Lachlan himself is less upset than Moira is by his stepmother’s diaries. ‘Dear old thing. .’ he says, comical in the pause, ‘. . I don’t think.’

Henry is anxious not to have his meal ruined by another Lachlan monologue on the subject of his stepmother.

‘Find something nice to say about her,’ he says. ‘It’s better for your heart. Speak well of people and you’ll live longer. Speak well of the dead and they’ll watch out for you.’

‘That’s very positive, from you,’ Moira says.

‘I’m practising.’

Lachlan says, ‘You’re sounding like her. Every day she tried to write down something in her diary that would cheer her up. I thought seeing me without a penny did that, but apparently not.’

‘So share with us some of her wisdom.’

‘Oh, lor,’ Lachlan says, closing his eyes. ‘Well, there is one I remember, probably because the old feller used to recite it, though I can’t say I know whose it was first. “If you would be happy for a week take a wife; if you would be happy for a month kill a pig; but if you would be happy all your life plant a garden.”’
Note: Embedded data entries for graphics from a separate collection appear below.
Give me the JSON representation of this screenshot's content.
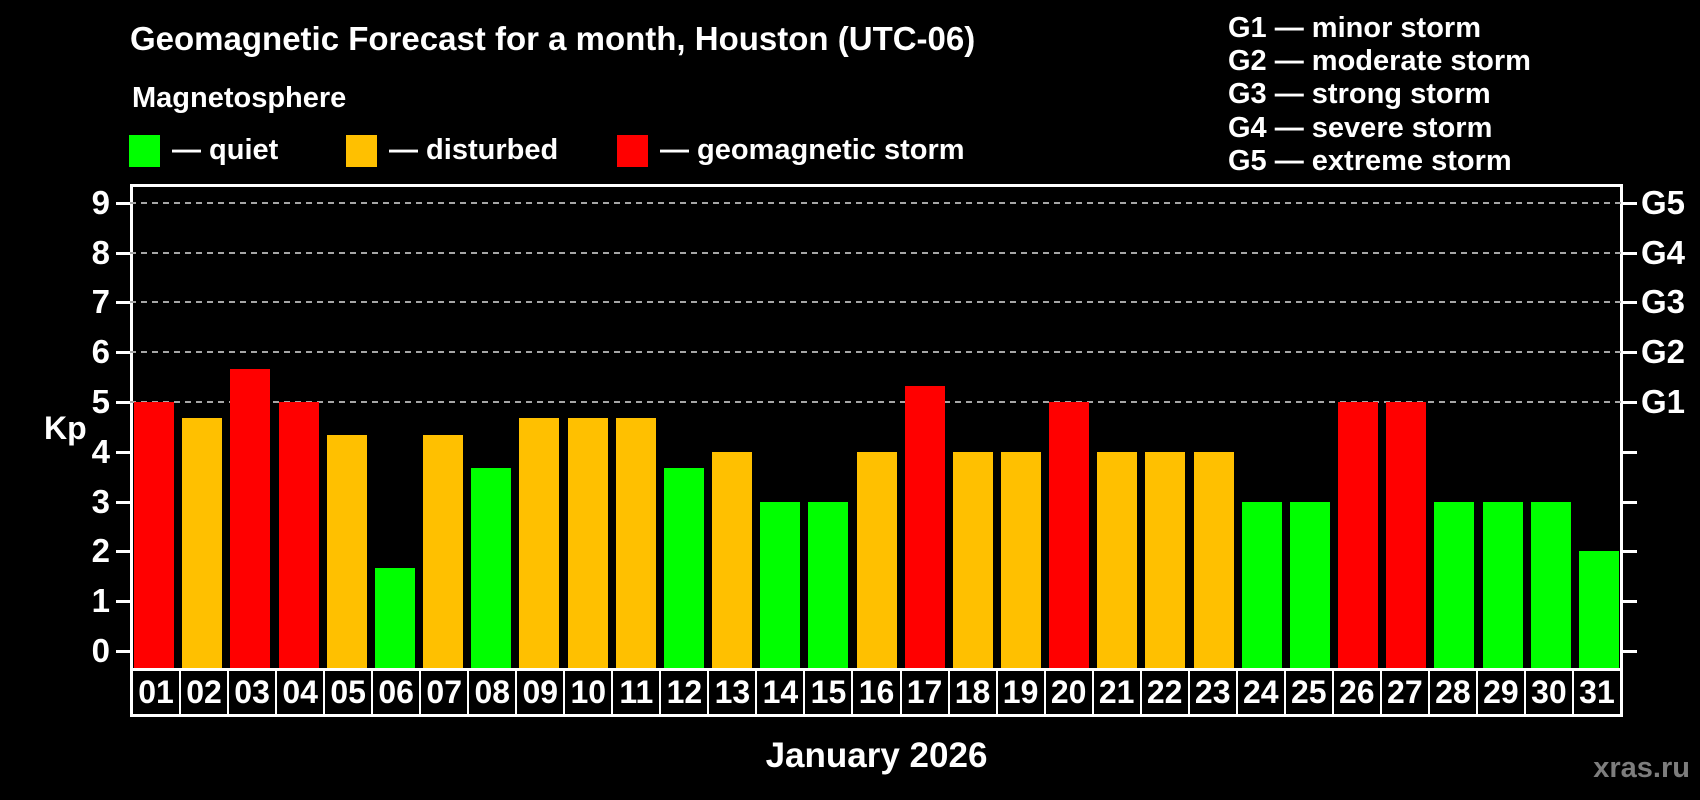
{
  "header": {
    "title": "Geomagnetic Forecast for a month, Houston (UTC-06)",
    "subtitle": "Magnetosphere",
    "legend": [
      {
        "key": "quiet",
        "label": "— quiet",
        "color": "#00ff00"
      },
      {
        "key": "disturbed",
        "label": "— disturbed",
        "color": "#ffc000"
      },
      {
        "key": "storm",
        "label": "— geomagnetic storm",
        "color": "#ff0000"
      }
    ]
  },
  "storm_scale": {
    "lines": [
      "G1 — minor storm",
      "G2 — moderate storm",
      "G3 — strong storm",
      "G4 — severe storm",
      "G5 — extreme storm"
    ]
  },
  "chart_data": {
    "type": "bar",
    "title": "Geomagnetic Forecast for a month, Houston (UTC-06)",
    "subtitle": "Magnetosphere",
    "ylabel": "Kp",
    "xlabel": "January 2026",
    "ylim": [
      0,
      9
    ],
    "yticks": [
      0,
      1,
      2,
      3,
      4,
      5,
      6,
      7,
      8,
      9
    ],
    "grid": "dashed horizontal lines at G-storm levels only",
    "grid_levels_kp": [
      5,
      6,
      7,
      8,
      9
    ],
    "right_axis_labels": [
      {
        "kp": 5,
        "label": "G1"
      },
      {
        "kp": 6,
        "label": "G2"
      },
      {
        "kp": 7,
        "label": "G3"
      },
      {
        "kp": 8,
        "label": "G4"
      },
      {
        "kp": 9,
        "label": "G5"
      }
    ],
    "categories": [
      "01",
      "02",
      "03",
      "04",
      "05",
      "06",
      "07",
      "08",
      "09",
      "10",
      "11",
      "12",
      "13",
      "14",
      "15",
      "16",
      "17",
      "18",
      "19",
      "20",
      "21",
      "22",
      "23",
      "24",
      "25",
      "26",
      "27",
      "28",
      "29",
      "30",
      "31"
    ],
    "values": [
      5.0,
      4.67,
      5.67,
      5.0,
      4.33,
      1.67,
      4.33,
      3.67,
      4.67,
      4.67,
      4.67,
      3.67,
      4.0,
      3.0,
      3.0,
      4.0,
      5.33,
      4.0,
      4.0,
      5.0,
      4.0,
      4.0,
      4.0,
      3.0,
      3.0,
      5.0,
      5.0,
      3.0,
      3.0,
      3.0,
      2.0
    ],
    "statuses": [
      "storm",
      "disturbed",
      "storm",
      "storm",
      "disturbed",
      "quiet",
      "disturbed",
      "quiet",
      "disturbed",
      "disturbed",
      "disturbed",
      "quiet",
      "disturbed",
      "quiet",
      "quiet",
      "disturbed",
      "storm",
      "disturbed",
      "disturbed",
      "storm",
      "disturbed",
      "disturbed",
      "disturbed",
      "quiet",
      "quiet",
      "storm",
      "storm",
      "quiet",
      "quiet",
      "quiet",
      "quiet"
    ],
    "status_colors": {
      "quiet": "#00ff00",
      "disturbed": "#ffc000",
      "storm": "#ff0000"
    },
    "legend_position": "top-left"
  },
  "footer": {
    "watermark": "xras.ru"
  }
}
‘Funny,’ Henry puts in, ‘that was one of my mother’s favourites too.’

‘Lot of nonsense, if you ask me,’ Lachlan says, ‘Should read, “If you would be miserable for a week take a wife; if you would be happy all your life bury her in the garden.”’

Moira slaps his hand across the table. ‘That’s not very nice,’ she tells him.

‘Strange,’ Henry says, ignoring the pantomime. ‘I could never understand what any part of that meant to my mother.’

‘Ah,’ says Moira, ‘Ekaterina the cake builder and decorator.’

‘Leave her alone,’ Henry says. ‘She isn’t here to defend herself.’

Moira ruches her lips at him. For a moment Henry thinks she’s going to show him a mouthful of food. Or bring a breast out. ‘I only say it,’ she says, ‘to annoy you.’

‘Don’t annoy me.’

‘I only annoy you because I love you. Has no one ever told you how handsome you become when you’re annoyed?’

‘Who’s Ekaterina?’ Lachlan wants to know.

‘Henry’s mother. She was a maker of architectural cakes. Henry doesn’t like me joking about her.’

‘Quite right. Nothing funny about a mother. Nothing funny about a stepmother either, but there you are. Nice name, Ekaterina. Russian, was she?’